The animal trainer, clad in red tights, his breast covered with spangles, was already at the door of the cage, whip in hand. When a sufficient crowd had gathered about him, he opened the door, and, entering the cage threw wide the iron grating that shut Wallace off from the door end of the wagon. The big lion bounded out with a roar that caused the people to crowd back instinctively.

Then the trainer began putting the savage beast through its paces, causing it to leap over his whip, jump through paper hoops, together with innumerable other tricks that caused the spectators to open their mouths in wonder. All the time Wallace kept up a continual snarling, interspersed now and then with a roar that might have been heard a quarter of a mile away.

This was a part of the exhibition, as Phil shrewdly discovered. The boy was a natural showman, though unaware of the fact. He noted all the little fine points of the trainer’s work with as much appreciation as if he had himself been an animal trainer.

“I half believe I should like to try that myself,” was his mental conclusion. “But I should want to make the experiment on a very little lion at first. If I got out with a whole skin I might want to tackle something bigger. I wonder if he is going into the tiger cage?”

As if in answer to his question, an announcer shouted out the information that the trainer would give an exhibition in the cage of the tiger just before the evening performance.

“I’ll have to see that,” muttered Phil. “Guess I had better get in and find my seat now.”

At the same time the crowd, understanding that the lion performance was over, began crowding into the circus tent.

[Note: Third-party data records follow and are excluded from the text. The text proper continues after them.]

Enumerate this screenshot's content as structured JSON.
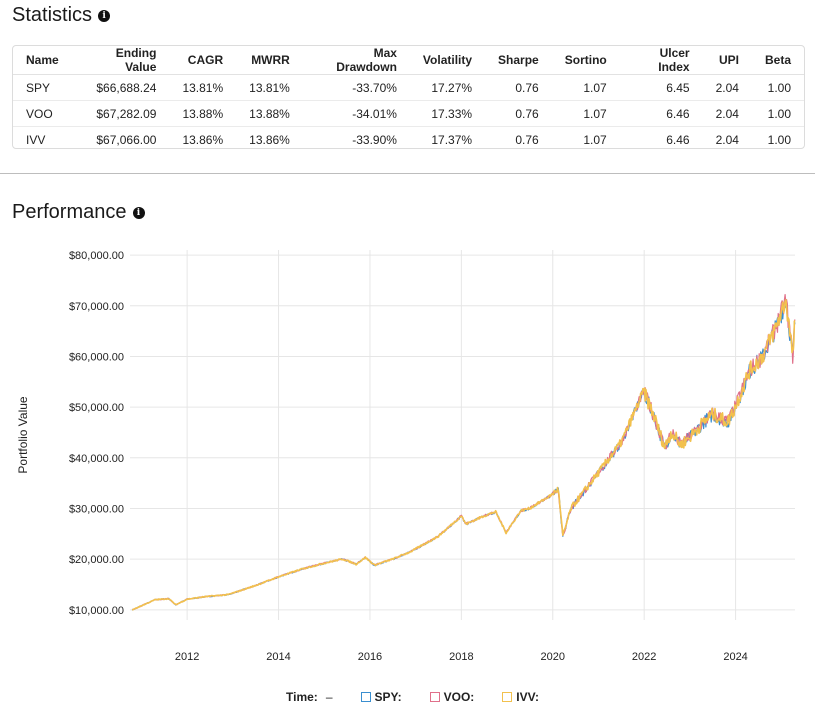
{
  "statistics": {
    "title": "Statistics",
    "columns": [
      "Name",
      "Ending Value",
      "CAGR",
      "MWRR",
      "Max Drawdown",
      "Volatility",
      "Sharpe",
      "Sortino",
      "Ulcer Index",
      "UPI",
      "Beta"
    ],
    "rows": [
      [
        "SPY",
        "$66,688.24",
        "13.81%",
        "13.81%",
        "-33.70%",
        "17.27%",
        "0.76",
        "1.07",
        "6.45",
        "2.04",
        "1.00"
      ],
      [
        "VOO",
        "$67,282.09",
        "13.88%",
        "13.88%",
        "-34.01%",
        "17.33%",
        "0.76",
        "1.07",
        "6.46",
        "2.04",
        "1.00"
      ],
      [
        "IVV",
        "$67,066.00",
        "13.86%",
        "13.86%",
        "-33.90%",
        "17.37%",
        "0.76",
        "1.07",
        "6.46",
        "2.04",
        "1.00"
      ]
    ]
  },
  "performance": {
    "title": "Performance",
    "legend": {
      "time_label": "Time:",
      "time_value": "–",
      "entries": [
        "SPY:",
        "VOO:",
        "IVV:"
      ]
    }
  },
  "colors": {
    "SPY": "#3a8fd0",
    "VOO": "#e0708a",
    "IVV": "#f2c14e"
  },
  "chart_data": {
    "type": "line",
    "ylabel": "Portfolio Value",
    "xlabel": "",
    "xlim": [
      2010.75,
      2025.3
    ],
    "ylim": [
      8000,
      81000
    ],
    "yticks": [
      10000,
      20000,
      30000,
      40000,
      50000,
      60000,
      70000,
      80000
    ],
    "ytick_labels": [
      "$10,000.00",
      "$20,000.00",
      "$30,000.00",
      "$40,000.00",
      "$50,000.00",
      "$60,000.00",
      "$70,000.00",
      "$80,000.00"
    ],
    "xticks": [
      2012,
      2014,
      2016,
      2018,
      2020,
      2022,
      2024
    ],
    "xtick_labels": [
      "2012",
      "2014",
      "2016",
      "2018",
      "2020",
      "2022",
      "2024"
    ],
    "grid": true,
    "legend_position": "bottom",
    "series": [
      {
        "name": "SPY",
        "x": [
          2010.8,
          2011.3,
          2011.6,
          2011.75,
          2012.0,
          2012.4,
          2012.9,
          2013.5,
          2014.0,
          2014.5,
          2015.0,
          2015.4,
          2015.7,
          2015.9,
          2016.1,
          2016.5,
          2016.9,
          2017.5,
          2018.0,
          2018.1,
          2018.5,
          2018.75,
          2018.98,
          2019.3,
          2019.5,
          2019.95,
          2020.12,
          2020.22,
          2020.4,
          2020.7,
          2021.0,
          2021.5,
          2021.99,
          2022.2,
          2022.45,
          2022.6,
          2022.8,
          2023.0,
          2023.3,
          2023.5,
          2023.83,
          2024.0,
          2024.3,
          2024.6,
          2024.9,
          2025.1,
          2025.25,
          2025.3
        ],
        "y": [
          10000,
          12000,
          12200,
          11000,
          12100,
          12600,
          13000,
          14800,
          16500,
          18000,
          19200,
          20000,
          19000,
          20300,
          18800,
          20000,
          21500,
          24500,
          28500,
          26900,
          28500,
          29300,
          25200,
          29500,
          30000,
          32500,
          33800,
          24500,
          30000,
          33500,
          37000,
          43000,
          53000,
          48500,
          42000,
          45000,
          42500,
          44000,
          47000,
          48500,
          47000,
          50000,
          57000,
          60000,
          66000,
          71000,
          60000,
          66688
        ]
      },
      {
        "name": "VOO",
        "x": [
          2010.8,
          2011.3,
          2011.6,
          2011.75,
          2012.0,
          2012.4,
          2012.9,
          2013.5,
          2014.0,
          2014.5,
          2015.0,
          2015.4,
          2015.7,
          2015.9,
          2016.1,
          2016.5,
          2016.9,
          2017.5,
          2018.0,
          2018.1,
          2018.5,
          2018.75,
          2018.98,
          2019.3,
          2019.5,
          2019.95,
          2020.12,
          2020.22,
          2020.4,
          2020.7,
          2021.0,
          2021.5,
          2021.99,
          2022.2,
          2022.45,
          2022.6,
          2022.8,
          2023.0,
          2023.3,
          2023.5,
          2023.83,
          2024.0,
          2024.3,
          2024.6,
          2024.9,
          2025.1,
          2025.25,
          2025.3
        ],
        "y": [
          10000,
          12010,
          12210,
          11000,
          12110,
          12610,
          13020,
          14820,
          16530,
          18030,
          19230,
          20040,
          19030,
          20340,
          18830,
          20040,
          21540,
          24550,
          28560,
          26950,
          28560,
          29370,
          25240,
          29560,
          30060,
          32570,
          33880,
          24540,
          30060,
          33580,
          37090,
          43100,
          53130,
          48610,
          42090,
          45100,
          42590,
          44100,
          47120,
          48630,
          47120,
          50140,
          57150,
          60170,
          66180,
          71200,
          60170,
          67282
        ]
      },
      {
        "name": "IVV",
        "x": [
          2010.8,
          2011.3,
          2011.6,
          2011.75,
          2012.0,
          2012.4,
          2012.9,
          2013.5,
          2014.0,
          2014.5,
          2015.0,
          2015.4,
          2015.7,
          2015.9,
          2016.1,
          2016.5,
          2016.9,
          2017.5,
          2018.0,
          2018.1,
          2018.5,
          2018.75,
          2018.98,
          2019.3,
          2019.5,
          2019.95,
          2020.12,
          2020.22,
          2020.4,
          2020.7,
          2021.0,
          2021.5,
          2021.99,
          2022.2,
          2022.45,
          2022.6,
          2022.8,
          2023.0,
          2023.3,
          2023.5,
          2023.83,
          2024.0,
          2024.3,
          2024.6,
          2024.9,
          2025.1,
          2025.25,
          2025.3
        ],
        "y": [
          10000,
          12005,
          12205,
          11000,
          12105,
          12605,
          13010,
          14810,
          16520,
          18020,
          19220,
          20030,
          19020,
          20330,
          18820,
          20030,
          21530,
          24540,
          28550,
          26940,
          28550,
          29360,
          25230,
          29550,
          30050,
          32560,
          33870,
          24530,
          30050,
          33570,
          37080,
          43090,
          53110,
          48590,
          42070,
          45080,
          42570,
          44080,
          47100,
          48610,
          47100,
          50120,
          57130,
          60150,
          66150,
          71170,
          60150,
          67066
        ]
      }
    ]
  }
}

The band inside swung off into a sprightly tune and Phil could scarcely repress the inclination to keep time to it with his feet. Altogether, things were moving pretty well with Phil Forrest. They had done so ever since he left home the day before. In that one day he had had more fun than had come to him in many years.

But his happy day would soon be ended. He sighed as he thought of it. Then his face broke out into a sunny smile as he caught a glimpse of the ropes and apparatus, seen dimly through the afternoon haze, in the long circus tent.

As he gained the entrance between the two large tents he saw the silk curtains at the far end of the circus arena fall apart, while a troop of gayly caparisoned horses and armored riders suddenly appeared through the opening.

The grand entry was beginning.

“Gracious, here the show has begun and I am not anywhere near my seat,” he exclaimed. “But, if I am going to be late I won’t be alone. There are a whole lot more of us that were too much interested in the animal trainer to think to come in and get our seats. I guess I had better run. I—”

Phil started to run, but he got no further than the start.

All at once his waist was encircled in a powerful grip and he felt his feet leaving the ground. Phil was being raised straight up into the air by some strange force, the secret of which he did not understand.